Even with this encouragement, the last ten minutes was rough. Even at the beginning of this period, I was putting smaller amounts in my mouth, gagging some times when I swallowed. After focusing I continued and repressed the urge to gag. I still didn’t feel full mentally, but I was physically becoming unable to swallow. At fifty-two minutes, I was eating smaller bites: two or three tiny chunks that looked to have the collective footprint of a penny. Even these were too much; I would chew well and try to swallow. When I couldn’t, I would pinch half the meat in my mouth, swallow the miniscule amount remaining, and then finish the pinch in my hands. As a last ditch effort, at fifty five minutes I changed strategy. I put a slightly larger, around nickel-sized piece in my mouth and chased it with water, flinging my head back like I was taking an aspirin. I chomped on the much wetter lettuce to chase the steak. Nothing worked. At fifty nine minutes, I put my fork down, had a much-desired drink of water, and picked up my whiskey.

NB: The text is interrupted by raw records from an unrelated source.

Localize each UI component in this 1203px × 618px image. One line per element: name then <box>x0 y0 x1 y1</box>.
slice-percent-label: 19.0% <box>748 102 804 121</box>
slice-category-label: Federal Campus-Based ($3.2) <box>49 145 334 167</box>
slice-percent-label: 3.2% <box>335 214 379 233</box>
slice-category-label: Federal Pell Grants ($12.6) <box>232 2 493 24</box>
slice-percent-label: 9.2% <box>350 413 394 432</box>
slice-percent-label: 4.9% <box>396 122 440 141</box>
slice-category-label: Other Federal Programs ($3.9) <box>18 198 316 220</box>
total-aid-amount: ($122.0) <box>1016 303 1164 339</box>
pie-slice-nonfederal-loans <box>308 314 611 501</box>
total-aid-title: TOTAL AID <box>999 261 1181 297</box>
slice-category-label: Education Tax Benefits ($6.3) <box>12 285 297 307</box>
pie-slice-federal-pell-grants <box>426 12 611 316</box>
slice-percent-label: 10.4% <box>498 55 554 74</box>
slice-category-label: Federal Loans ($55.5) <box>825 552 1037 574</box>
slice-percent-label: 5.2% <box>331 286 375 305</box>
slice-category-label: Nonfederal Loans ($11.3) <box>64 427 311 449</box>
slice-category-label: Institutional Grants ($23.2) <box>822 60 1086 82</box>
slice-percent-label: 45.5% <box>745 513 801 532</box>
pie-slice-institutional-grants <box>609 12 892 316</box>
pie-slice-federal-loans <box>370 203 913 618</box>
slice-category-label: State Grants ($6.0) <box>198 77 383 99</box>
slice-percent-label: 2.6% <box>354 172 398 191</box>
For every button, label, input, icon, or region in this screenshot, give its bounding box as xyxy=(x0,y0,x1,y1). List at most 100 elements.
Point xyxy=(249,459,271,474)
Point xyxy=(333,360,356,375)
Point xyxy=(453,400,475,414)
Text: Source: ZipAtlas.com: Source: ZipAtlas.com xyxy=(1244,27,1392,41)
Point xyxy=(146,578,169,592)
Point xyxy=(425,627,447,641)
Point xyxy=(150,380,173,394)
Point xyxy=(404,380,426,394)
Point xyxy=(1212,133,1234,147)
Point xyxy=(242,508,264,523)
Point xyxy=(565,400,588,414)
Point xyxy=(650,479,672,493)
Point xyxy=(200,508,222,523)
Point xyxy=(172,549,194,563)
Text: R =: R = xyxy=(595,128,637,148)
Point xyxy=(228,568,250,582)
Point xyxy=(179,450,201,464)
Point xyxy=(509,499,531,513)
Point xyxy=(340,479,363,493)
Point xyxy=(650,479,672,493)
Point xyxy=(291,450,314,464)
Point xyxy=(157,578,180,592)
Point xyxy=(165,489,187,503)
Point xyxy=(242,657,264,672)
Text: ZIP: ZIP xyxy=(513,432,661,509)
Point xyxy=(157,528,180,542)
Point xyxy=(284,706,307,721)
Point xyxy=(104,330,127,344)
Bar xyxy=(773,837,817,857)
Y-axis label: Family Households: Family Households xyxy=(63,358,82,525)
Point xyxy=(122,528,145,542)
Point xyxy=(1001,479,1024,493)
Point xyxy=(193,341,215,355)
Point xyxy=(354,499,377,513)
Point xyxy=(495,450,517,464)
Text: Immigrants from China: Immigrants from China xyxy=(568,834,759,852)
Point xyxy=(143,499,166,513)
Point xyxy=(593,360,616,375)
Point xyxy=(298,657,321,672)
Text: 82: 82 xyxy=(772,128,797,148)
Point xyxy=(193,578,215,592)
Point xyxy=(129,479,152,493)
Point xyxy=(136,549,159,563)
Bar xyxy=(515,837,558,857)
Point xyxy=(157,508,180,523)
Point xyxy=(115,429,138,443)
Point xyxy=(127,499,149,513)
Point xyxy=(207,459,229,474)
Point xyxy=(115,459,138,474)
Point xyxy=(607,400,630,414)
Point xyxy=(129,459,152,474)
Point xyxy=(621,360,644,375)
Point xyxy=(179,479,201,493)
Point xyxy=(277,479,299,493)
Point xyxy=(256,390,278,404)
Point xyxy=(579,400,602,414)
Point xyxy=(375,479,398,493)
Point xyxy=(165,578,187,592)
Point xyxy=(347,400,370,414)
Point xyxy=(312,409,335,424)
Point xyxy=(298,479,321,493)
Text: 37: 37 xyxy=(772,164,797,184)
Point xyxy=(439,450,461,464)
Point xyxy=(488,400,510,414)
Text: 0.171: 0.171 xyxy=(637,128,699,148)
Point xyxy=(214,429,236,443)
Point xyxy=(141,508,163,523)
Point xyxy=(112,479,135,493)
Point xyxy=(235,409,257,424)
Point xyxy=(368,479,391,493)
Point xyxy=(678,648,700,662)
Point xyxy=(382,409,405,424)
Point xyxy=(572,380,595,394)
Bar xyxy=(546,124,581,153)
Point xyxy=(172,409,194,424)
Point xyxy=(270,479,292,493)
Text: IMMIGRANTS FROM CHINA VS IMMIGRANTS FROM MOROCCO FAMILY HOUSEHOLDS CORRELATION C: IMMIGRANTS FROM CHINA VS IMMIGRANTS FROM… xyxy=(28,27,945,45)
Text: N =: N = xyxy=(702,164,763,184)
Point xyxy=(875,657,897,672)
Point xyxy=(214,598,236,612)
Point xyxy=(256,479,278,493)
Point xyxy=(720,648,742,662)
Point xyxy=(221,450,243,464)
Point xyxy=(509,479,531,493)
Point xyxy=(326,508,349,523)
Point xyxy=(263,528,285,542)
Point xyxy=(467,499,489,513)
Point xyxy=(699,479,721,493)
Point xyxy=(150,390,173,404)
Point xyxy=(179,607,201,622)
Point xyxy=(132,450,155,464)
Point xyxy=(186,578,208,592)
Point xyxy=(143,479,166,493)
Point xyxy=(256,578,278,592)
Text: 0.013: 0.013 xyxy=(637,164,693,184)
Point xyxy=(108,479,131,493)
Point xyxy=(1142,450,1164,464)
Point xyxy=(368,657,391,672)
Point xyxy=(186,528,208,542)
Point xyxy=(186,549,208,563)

Five minutes after the buzzer went off, I looked down. The steak seemed smaller then when I had just finished. All that was remaining was an eight to twelve ounce sirloin. I ate a couple more pieces and watched another contender for the next half-hour, gauging whether I could finish. I was finally feeling full, I could not. I crawled into the car and slept while Tom and Sarah drove us into Colorado.
Given the circumstances, I honestly don’t think I could have done any better. If I hadn’t been on the road, I could have prepared more thoroughly, and with bigger bites and less chewing, I may have gotten a little farther, but it probably wouldn’t have been a game changer. If I ever try again I will conquer the steak.
*If you find offensive things to be offensive, don’t read the rest!*
To answer the most asked question, I did not have an explosive bowel movement that night or, for that matter, for the next four days. All of my BM’s were disappointingly small, until the steak worked its way through, at which point it gradually got better. There was definitely no explosion.
I apologize for including this detail, but answering the same question repeatedly was getting tedious.